- Born: Willard Lawson Radcliff December 20, 1939 Dayton, Kentucky, U.S.
- Died: September 18, 2014 (aged 74) Cincinnati, Ohio, U.S.
- Education: Western Hills High School
- Occupation: Businessman
- Known for: Founder of Slush Puppie
- Children: 2

= Will Radcliff =

American businessman (1939–2014)

Willard Lawson Radcliff (December 20, 1939 – September 18, 2014) was an American businessman who created the Slush Puppie, a frozen slush drink. He also founded Slush Puppie Corp. in 1970, which grew to $25 million in worldwide annual sales by 1999. In 2000, Radcliff sold Slush Puppie to Cadbury Schweppes for $16.6 million. Slush Puppie was acquired by J & J Snack Foods in 2006.

== Life and career ==
Radcliff was born on December 20, 1939, in Dayton, Kentucky, and raised in Cincinnati, Ohio. He graduated from Cincinnati's Western Hills High School in 1958. Prior to founding Slush Puppie, Radcliff held jobs as a shoe shiner at a country club, a vacuum cleaner salesman and a peanut seller.

As the Slush Puppie Corp. expanded, Radcliff added additional products, including Thelma's frozen lemonade, Pacific Bay Smooth-E, and Lanikai Frozen Cocktail.

In the 1980s, Radcliff became interested in land surrounding Umatilla, Florida, while visiting friends in the 1980s. He acquired approximately 3,594 acres of wilderness and pasture land when "was nothing there but lots of cattle," according to his daughter, DeeAnn Radcliff Harmon. Radcliff regularly flew in a private plane between his home in Ohio and his ranch in Central Florida. He called it Radcliff's Fly'n R Ranch, located in Lake and Marion counties. He built a 19,990-square-foot barn complete with a lumber mill, to saw the wooden boards used to construct his ranch house.

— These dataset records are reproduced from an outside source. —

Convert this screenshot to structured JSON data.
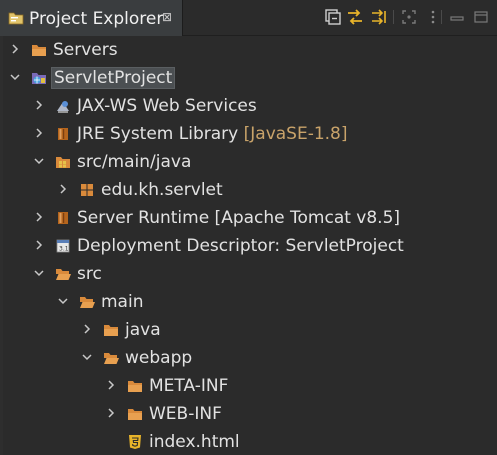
{
  "view": {
    "title": "Project Explorer",
    "close_glyph": "⊠"
  },
  "toolbar": {
    "buttons": [
      "collapse-all-icon",
      "link-with-editor-icon",
      "sync-icon",
      "focus-icon",
      "view-menu-icon",
      "minimize-icon",
      "maximize-icon"
    ]
  },
  "tree": {
    "items": [
      {
        "label": "Servers",
        "deco": ""
      },
      {
        "label": "ServletProject",
        "deco": ""
      },
      {
        "label": "JAX-WS Web Services",
        "deco": ""
      },
      {
        "label": "JRE System Library ",
        "deco": "[JavaSE-1.8]"
      },
      {
        "label": "src/main/java",
        "deco": ""
      },
      {
        "label": "edu.kh.servlet",
        "deco": ""
      },
      {
        "label": "Server Runtime [Apache Tomcat v8.5]",
        "deco": ""
      },
      {
        "label": "Deployment Descriptor: ServletProject",
        "deco": ""
      },
      {
        "label": "src",
        "deco": ""
      },
      {
        "label": "main",
        "deco": ""
      },
      {
        "label": "java",
        "deco": ""
      },
      {
        "label": "webapp",
        "deco": ""
      },
      {
        "label": "META-INF",
        "deco": ""
      },
      {
        "label": "WEB-INF",
        "deco": ""
      },
      {
        "label": "index.html",
        "deco": ""
      }
    ]
  },
  "colors": {
    "background": "#2b2b2b",
    "text": "#e2e2e2",
    "decoration": "#c9a36a",
    "folder": "#d98a3b",
    "selection": "#4b4f52"
  }
}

Radcliff became seriously interested in land conservation following the sale of Slush Puppie for $16.6 million in 2000. Much of the Floridian land which Radlciff owned had been drained for cattle ranching or pasture land. Radcliff oversaw the restoration of much of the land to a more natural state and completed most of the work himself. He dredged his marshes to restore area lakes, which created habitat for ospreys, waterfowl and wading birds.

Under an agreement, 3,106 acres of his ranch was passed to the state-owned St. Johns River Water Management District upon his death in 2014. Negotiations between Radcliff and St. Johns River Water Management District officials took years to complete. A provision allowing Radcliff to remain on the ranch led to a final agreement, in which Radlciff received $5.2 million for the future rights to his land. The 3,105 acres will be turned into a Florida state-owned water and wildlife sanctuary. Water Management District see Radcliff's ranch as a key corridor connecting the Ocala National Forest, Lake Griffin State Park, and the Ocklawaha River. The remaining 500 acres of his ranch, including his home, will remain the property of his estate, with an easement to prohibit the development of the land.

Will Radcliff died in Cincinnati, Ohio, from complications of a fall on September 18, 2014, at the age of 74. He was survived by his daughter, DeeAnn Radcliff Harmon; son, Chris Radcliff; his brother; and four grandchildren.